Training data was acquired from 5 participants using a single IMU attached at the base of each participant’s spine; the IMU measured 3 accelerations (in Gs) and 3 angular velocities (in degrees/s). Data was collected as the participants performed a series of activities and was then segmented and labelled based on activity type. The MLC is a binary decision tree model that uses a sliding window approach to contextualize sequences of consecutive time-series data. Scalar features are extracted from each data window to provide representative inputs to the classification model. Theses features had to be manually selected to help differentiate between the target activities using knowledge of the unique patterns produced in the data from different motions. After training, the model’s accuracy was checked on the test set.

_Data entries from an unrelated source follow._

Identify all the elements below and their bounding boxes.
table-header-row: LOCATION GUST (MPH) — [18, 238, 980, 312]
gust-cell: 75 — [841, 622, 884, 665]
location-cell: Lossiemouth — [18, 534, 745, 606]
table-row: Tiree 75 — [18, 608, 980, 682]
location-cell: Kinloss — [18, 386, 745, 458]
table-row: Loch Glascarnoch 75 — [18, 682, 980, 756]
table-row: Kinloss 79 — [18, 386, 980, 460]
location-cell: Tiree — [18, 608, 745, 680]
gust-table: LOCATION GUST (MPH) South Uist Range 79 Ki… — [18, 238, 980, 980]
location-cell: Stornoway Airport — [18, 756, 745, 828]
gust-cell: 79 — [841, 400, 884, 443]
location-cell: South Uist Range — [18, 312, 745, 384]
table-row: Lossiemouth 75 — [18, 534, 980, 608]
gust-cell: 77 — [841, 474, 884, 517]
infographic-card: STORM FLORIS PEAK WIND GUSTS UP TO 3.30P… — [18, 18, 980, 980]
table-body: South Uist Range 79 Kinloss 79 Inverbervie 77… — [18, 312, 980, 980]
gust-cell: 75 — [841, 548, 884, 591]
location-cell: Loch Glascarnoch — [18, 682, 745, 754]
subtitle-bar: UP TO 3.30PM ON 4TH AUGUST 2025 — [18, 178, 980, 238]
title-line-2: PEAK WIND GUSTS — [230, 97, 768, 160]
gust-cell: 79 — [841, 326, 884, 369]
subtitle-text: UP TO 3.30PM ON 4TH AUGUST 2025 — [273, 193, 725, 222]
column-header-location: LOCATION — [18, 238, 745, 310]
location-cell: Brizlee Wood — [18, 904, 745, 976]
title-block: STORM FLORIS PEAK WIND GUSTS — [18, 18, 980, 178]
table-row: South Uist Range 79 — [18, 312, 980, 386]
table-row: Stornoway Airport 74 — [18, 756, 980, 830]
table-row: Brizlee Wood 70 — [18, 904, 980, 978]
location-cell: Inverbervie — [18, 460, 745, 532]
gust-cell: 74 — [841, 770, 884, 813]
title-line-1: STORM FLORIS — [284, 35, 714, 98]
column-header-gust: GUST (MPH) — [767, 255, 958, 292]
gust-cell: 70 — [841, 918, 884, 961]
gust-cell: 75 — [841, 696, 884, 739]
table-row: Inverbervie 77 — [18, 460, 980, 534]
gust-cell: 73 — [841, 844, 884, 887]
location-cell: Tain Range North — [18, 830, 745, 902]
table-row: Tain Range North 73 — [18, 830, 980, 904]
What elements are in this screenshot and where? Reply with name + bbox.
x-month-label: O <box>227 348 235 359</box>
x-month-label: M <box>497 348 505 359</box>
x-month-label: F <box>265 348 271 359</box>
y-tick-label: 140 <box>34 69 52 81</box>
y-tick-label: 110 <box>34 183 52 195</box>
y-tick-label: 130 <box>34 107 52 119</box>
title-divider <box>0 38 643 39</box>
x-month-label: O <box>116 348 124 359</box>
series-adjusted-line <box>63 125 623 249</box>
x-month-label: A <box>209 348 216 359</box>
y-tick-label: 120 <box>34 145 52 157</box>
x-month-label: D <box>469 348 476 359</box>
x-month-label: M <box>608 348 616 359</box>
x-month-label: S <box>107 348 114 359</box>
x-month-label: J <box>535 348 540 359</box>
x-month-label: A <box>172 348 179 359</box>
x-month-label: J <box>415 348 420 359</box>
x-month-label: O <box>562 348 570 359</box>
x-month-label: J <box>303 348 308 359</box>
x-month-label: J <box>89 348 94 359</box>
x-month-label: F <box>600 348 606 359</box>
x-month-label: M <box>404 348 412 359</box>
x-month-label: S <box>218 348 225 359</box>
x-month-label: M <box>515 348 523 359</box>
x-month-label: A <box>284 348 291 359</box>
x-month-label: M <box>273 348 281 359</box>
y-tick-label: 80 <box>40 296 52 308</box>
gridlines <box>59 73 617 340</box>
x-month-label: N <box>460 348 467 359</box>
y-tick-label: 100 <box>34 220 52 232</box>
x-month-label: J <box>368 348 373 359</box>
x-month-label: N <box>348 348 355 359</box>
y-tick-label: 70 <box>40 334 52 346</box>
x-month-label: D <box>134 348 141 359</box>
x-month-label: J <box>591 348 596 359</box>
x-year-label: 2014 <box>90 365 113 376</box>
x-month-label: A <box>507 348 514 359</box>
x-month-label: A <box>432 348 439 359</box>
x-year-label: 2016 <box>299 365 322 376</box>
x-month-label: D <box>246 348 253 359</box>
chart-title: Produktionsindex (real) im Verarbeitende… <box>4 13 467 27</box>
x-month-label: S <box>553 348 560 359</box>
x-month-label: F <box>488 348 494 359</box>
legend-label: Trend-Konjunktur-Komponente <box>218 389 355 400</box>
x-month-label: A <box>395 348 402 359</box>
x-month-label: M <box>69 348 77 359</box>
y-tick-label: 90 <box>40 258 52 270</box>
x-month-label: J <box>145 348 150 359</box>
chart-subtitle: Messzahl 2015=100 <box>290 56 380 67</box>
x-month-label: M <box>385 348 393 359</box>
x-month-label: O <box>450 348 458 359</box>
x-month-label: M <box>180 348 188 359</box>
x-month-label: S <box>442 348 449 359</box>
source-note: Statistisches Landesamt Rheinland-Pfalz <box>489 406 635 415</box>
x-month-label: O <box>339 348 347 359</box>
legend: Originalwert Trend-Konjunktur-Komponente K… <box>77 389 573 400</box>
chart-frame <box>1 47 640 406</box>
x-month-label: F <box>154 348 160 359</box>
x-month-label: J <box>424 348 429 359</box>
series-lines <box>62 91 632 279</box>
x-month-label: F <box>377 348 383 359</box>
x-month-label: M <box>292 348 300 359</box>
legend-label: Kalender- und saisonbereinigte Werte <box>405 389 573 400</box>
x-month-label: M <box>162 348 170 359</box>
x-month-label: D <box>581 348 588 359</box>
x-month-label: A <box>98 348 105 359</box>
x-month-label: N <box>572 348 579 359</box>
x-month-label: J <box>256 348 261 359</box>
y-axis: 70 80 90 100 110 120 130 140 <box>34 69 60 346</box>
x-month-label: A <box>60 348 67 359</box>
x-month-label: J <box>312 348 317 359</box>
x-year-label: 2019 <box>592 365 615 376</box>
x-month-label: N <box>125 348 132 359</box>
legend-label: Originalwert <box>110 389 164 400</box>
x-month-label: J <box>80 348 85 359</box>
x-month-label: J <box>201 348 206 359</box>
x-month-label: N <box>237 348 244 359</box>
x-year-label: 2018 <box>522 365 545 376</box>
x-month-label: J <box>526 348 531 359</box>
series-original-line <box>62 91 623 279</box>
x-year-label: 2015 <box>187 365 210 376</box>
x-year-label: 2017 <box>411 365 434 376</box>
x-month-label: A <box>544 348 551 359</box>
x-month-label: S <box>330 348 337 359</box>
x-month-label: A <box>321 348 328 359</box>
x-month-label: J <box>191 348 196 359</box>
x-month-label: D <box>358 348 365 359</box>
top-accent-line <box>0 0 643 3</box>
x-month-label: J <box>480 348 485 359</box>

Making predictions on the test set resulted in a test accuracy of 96% and precision scores of: 99% for stationary motion, 100% for walking, and 86% for running. The results demonstrate that a single IMU with built in MLC can effectively analyze and identify patterns in complex 3D motion time series data to correctly classify various physical activities. Using edge AI allows for low power operation, minimizes storage demands, and maximizes privacy making it ideal for long-term remote applications. This work could lead to a low-cost motion data acquisition system that provides objective activity data that could significantly improve the assessment of therapies for musculoskeletal conditions, like arthritis.